Hierop gaat B in cassatie. Hij klaagt dat hij wel degelijk verweer heeft gevoerd tegen de stellingen van A. De Hoge Raad gaat mee in dit verweer. In haar uitspraak overweegt de Hoge Raad dat reeds in eerste aanleg al stellingen waren aangevoerd ter betwisting van de stelling van A. Deze stellingen lichtten vanuit verschillende invalshoeken toe wat met de aan B  betaalde bedragen is gedaan en waarom. Hierin ligt besloten dat zij mede strekken ter betwisting van een de bestuurders te maken verwijten. Toen A in hoger beroep de grondslag voor de vordering jegens de bestuurders toespitste op bestuurdersaansprakelijkheid had het hof bij de beoordeling daarvan op grond van de devolutieve werking van het hoger beroep deze betwisting moeten betrekken. Omdat de door B voor het eerst in hoger beroep aangevoerde stellingen enkel neerkomen op een nadere uitwerking of precisering van de in eerste aanleg in het kader van die betwisting aangevoerde stellingen, had het hof ook die stellingen in zijn beoordeling moeten betrekken.
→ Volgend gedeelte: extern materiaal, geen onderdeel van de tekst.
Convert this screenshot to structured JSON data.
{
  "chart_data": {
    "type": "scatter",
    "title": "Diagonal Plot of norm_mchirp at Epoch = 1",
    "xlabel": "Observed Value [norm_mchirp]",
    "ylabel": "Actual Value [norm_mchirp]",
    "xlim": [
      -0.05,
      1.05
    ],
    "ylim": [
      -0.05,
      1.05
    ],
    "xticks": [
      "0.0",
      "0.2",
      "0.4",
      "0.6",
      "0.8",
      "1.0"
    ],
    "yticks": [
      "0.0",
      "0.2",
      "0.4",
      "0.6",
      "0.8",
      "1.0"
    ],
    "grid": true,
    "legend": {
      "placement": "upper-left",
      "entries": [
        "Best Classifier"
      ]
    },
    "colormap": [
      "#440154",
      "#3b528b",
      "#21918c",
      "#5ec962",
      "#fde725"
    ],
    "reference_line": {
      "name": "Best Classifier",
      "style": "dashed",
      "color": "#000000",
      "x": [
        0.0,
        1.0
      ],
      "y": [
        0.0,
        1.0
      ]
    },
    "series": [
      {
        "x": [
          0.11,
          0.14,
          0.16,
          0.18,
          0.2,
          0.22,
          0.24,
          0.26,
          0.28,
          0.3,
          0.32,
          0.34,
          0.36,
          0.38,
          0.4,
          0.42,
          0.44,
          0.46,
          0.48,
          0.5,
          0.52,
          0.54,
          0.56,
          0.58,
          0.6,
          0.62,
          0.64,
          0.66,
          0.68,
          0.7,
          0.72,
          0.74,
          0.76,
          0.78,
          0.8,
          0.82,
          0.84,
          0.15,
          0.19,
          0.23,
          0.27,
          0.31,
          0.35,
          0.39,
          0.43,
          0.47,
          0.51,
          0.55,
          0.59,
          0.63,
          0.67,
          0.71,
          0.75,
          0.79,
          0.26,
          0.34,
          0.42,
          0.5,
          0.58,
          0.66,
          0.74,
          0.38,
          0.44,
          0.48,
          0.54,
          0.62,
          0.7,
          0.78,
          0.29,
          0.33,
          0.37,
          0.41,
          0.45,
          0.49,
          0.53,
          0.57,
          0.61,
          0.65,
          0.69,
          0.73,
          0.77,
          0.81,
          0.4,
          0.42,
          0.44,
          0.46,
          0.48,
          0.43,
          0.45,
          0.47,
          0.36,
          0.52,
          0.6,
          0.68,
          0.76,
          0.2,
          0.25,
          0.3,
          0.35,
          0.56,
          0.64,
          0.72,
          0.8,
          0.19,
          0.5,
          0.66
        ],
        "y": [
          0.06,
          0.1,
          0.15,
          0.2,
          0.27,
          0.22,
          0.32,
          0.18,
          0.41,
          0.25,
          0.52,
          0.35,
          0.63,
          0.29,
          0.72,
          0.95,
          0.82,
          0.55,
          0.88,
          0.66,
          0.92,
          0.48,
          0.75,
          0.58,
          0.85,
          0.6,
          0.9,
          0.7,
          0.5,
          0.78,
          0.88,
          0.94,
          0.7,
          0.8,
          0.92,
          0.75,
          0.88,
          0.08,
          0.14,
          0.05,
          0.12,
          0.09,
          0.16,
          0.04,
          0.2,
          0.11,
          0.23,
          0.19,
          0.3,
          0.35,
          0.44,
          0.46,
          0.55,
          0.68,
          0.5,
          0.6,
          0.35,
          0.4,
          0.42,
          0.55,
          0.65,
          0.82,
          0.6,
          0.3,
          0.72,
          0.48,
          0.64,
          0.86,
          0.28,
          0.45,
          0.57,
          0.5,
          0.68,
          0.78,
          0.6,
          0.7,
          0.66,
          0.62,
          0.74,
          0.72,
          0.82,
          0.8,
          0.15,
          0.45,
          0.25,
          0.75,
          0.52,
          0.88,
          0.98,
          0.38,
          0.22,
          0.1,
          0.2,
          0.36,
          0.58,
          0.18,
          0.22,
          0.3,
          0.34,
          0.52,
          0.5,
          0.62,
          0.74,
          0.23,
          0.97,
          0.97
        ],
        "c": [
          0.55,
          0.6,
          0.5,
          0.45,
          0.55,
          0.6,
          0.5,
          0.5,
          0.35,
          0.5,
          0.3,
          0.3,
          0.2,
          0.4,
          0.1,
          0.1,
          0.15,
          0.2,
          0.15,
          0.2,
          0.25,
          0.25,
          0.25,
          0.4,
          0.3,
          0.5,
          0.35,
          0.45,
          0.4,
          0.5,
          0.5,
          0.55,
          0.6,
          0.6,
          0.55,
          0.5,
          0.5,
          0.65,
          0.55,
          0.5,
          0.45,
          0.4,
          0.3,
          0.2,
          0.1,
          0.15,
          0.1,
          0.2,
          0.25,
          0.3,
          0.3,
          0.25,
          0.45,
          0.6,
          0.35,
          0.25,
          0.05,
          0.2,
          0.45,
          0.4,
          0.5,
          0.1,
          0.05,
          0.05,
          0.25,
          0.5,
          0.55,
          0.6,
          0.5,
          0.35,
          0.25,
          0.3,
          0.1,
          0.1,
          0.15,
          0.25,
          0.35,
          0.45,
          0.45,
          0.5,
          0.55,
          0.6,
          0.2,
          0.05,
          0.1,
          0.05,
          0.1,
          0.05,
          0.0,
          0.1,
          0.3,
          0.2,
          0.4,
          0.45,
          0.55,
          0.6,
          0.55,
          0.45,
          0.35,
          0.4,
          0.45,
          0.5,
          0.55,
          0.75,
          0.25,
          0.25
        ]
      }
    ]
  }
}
De Hoge Raad oordeelt dat het tegen deze achtergrond niet begrijpelijk is dat het hof heeft geoordeeld dat B geen verweer heeft gevoerd tegen de stelling van A. Door het verweer van de bestuurders niet in zijn beoordeling te betrekken, heeft het hof zijn oordeel dan ook niet toereikend gemotiveerd.

Conclusie

B had dus verweer gevoerd tegen de stelling van A. Door niet te reageren op de memorie van grieven van A kwam die alleen niet duidelijk aan bij het hof. Hieruit blijkt het risico van een dergelijke handeling. Het is daarom verstandig om in een proces bijgestaan te worden door een kundig advocaat.